Niedermann viu o caixote caindo e mal teve tempo de se jogar para o lado. Um canto do caixote bateu em seu peito, porém ele se safou sem grandes danos. Deteve-se. Mas não é que ela está mesmo resistindo! Subiu na direção de Lisbeth. A cabeça dele estava alcançando a altura do terceiro nível quando ela desfechou-lhe um pontapé. Sua bota pesada atingiu a testa de Niedermann. Ele resmungou e se ergueu para cima dos caixotes. Lisbeth

Salander fugiu saltando mais uma vez sobre os caixotes do outro lado do vão central. Deixou-se cair atrás deles e sumiu de vista. Ele escutou seus passos e viu quando ela passou pela porta da sala do fundo.

Lisbeth Salander lançou um olhar avaliador à sua volta. Clique. Clique. Sabia que não tinha nenhuma chance. Podia sobreviver enquanto conseguisse se desviar das patas enormes de Niedermann e mantê-lo à distância, mas assim que cometesse um erro — o que aconteceria cedo ou tarde —, seria a morte. Tinha de evitá-lo a qualquer custo. Se ele encostasse a mão nela, seria uma vez só e o combate estaria terminado.

Precisava de uma arma.

Uma pistola. Uma metralhadora. Um obus perfurador e explosivo. Uma mina antipessoal.

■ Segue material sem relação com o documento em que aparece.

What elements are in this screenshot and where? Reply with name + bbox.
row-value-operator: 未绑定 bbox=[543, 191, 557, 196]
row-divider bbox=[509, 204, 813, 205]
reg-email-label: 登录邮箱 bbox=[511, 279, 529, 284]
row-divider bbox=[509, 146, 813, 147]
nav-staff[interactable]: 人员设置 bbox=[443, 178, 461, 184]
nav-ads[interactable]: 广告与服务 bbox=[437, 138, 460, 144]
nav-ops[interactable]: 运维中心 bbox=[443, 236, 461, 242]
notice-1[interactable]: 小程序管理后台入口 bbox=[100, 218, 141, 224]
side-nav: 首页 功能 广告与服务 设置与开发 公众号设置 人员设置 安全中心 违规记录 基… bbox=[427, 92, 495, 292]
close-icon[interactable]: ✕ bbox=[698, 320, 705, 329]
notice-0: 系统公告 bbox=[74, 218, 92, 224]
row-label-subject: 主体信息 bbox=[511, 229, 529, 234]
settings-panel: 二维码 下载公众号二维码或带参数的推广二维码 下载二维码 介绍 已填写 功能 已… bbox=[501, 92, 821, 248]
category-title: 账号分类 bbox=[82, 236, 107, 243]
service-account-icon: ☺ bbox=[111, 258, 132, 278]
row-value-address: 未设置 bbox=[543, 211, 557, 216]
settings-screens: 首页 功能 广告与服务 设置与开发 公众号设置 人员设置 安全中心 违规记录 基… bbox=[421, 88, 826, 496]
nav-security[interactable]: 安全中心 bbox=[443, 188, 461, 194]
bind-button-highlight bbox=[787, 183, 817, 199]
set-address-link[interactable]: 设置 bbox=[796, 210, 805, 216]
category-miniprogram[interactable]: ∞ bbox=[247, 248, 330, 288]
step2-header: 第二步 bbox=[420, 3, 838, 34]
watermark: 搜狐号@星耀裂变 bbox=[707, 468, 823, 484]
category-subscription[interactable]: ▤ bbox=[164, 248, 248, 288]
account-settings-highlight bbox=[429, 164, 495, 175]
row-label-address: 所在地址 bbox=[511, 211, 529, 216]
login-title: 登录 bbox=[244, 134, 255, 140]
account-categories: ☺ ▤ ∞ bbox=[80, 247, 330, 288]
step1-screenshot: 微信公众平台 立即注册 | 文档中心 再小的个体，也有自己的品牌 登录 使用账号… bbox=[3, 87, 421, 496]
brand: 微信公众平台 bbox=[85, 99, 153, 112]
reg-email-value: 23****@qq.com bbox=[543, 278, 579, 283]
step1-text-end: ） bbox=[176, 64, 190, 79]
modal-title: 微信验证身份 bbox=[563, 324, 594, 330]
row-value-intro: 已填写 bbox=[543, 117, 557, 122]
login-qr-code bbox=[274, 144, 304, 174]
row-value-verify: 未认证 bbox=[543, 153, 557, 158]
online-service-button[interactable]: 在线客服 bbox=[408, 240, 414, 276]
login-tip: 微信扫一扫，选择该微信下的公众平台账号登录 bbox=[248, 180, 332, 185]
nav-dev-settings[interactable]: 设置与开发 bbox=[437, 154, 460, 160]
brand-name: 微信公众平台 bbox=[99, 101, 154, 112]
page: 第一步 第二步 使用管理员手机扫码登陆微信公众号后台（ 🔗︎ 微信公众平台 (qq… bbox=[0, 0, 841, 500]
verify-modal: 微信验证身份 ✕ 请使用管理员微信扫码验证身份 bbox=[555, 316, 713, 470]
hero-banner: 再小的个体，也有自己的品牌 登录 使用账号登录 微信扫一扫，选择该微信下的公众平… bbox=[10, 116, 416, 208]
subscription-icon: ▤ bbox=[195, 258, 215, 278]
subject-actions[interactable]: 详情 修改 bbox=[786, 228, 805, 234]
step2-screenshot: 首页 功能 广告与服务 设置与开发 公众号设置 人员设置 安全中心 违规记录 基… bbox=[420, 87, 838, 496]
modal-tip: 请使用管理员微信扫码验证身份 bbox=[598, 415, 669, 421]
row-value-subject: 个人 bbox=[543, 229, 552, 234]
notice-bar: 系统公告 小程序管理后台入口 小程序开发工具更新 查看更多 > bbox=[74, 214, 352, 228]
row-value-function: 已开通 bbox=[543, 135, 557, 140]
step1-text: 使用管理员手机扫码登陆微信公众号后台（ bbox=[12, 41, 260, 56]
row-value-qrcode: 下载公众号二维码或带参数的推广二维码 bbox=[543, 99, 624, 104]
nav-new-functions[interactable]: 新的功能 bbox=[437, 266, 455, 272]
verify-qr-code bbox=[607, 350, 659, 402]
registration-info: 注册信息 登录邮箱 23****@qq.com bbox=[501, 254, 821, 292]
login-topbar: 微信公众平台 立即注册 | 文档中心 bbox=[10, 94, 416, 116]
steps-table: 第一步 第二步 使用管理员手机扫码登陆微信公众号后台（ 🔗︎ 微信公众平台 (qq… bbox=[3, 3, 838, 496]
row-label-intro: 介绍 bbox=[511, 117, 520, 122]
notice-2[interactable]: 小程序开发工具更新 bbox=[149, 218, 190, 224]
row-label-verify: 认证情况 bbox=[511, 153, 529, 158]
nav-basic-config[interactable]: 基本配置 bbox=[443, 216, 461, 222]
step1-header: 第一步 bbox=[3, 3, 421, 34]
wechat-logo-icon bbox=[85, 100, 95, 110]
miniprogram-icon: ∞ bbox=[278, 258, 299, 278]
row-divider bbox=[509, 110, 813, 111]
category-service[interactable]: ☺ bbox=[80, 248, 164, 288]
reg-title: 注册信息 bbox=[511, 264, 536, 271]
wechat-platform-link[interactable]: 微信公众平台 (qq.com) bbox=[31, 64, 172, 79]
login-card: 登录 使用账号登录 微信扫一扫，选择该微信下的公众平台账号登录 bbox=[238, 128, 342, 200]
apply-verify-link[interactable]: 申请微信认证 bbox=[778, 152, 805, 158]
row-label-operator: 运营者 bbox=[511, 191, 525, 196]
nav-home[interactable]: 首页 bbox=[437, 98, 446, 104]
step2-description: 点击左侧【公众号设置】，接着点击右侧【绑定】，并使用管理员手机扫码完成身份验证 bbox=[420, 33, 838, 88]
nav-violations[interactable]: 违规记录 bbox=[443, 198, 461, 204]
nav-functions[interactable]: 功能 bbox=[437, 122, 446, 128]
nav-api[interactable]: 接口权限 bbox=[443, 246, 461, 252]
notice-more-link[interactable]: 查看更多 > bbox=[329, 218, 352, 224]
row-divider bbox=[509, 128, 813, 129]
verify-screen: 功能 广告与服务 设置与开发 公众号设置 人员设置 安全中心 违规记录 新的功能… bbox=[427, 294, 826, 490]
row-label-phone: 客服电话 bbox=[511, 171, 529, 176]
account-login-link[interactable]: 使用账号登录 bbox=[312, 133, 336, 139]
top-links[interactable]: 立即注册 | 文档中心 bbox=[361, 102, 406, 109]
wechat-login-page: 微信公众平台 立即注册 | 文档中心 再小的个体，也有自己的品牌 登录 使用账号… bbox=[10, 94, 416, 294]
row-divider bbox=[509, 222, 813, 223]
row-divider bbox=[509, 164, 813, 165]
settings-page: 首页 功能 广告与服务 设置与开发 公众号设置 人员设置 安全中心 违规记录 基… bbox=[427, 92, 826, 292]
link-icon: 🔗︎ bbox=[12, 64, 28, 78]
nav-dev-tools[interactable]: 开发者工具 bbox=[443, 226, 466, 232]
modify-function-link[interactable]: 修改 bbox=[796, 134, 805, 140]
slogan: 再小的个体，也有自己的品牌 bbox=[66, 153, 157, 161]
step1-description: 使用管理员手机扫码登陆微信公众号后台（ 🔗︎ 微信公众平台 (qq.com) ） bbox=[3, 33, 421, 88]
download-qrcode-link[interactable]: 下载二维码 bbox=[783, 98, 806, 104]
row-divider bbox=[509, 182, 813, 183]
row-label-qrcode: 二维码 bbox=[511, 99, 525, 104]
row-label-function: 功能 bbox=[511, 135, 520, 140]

Qualquer arma de merda, droga!

Mas não havia armas ali.

Olhou ao redor.

Nenhuma arma.

Só ferramentas. Clique, clique. Seu olhar bateu numa serra de fita, mas teria de ser muito persuasiva para fazê-lo se deitar na bancada. Clique. Avistou uma barra de ferro que poderia servir de lança, mas era pesada demais para ser manejada de forma eficaz. Clique. Deu uma olhada para a porta e viu que Niedermann descera dos caixotes, a uns quinze metros dali. Vinha novamente em sua direção. Ela começou a se afastar da porta. Restavam-lhe uns cinco segundos, talvez, antes que Niedermann a alcançasse. Deu uma última olhada nas ferramentas.

Uma arma... ou um esconderijo. Ela estacou de repente.

Niedermann não tinha pressa. Sabia que não havia saída e que, mais cedo ou mais tarde, pegaria sua irmã. Mas não havia como negar que ela era perigosa. Afinal, era filha de Zalachenko. E ele não queria sair ferido. Era melhor deixar que ela esgotasse suas forças.

Ele parou junto à porta que dava para a sala dos fundos e examinou o monte de ferramentas, lâminas de assoalho semi-instaladas e móveis. Ela não estava visível.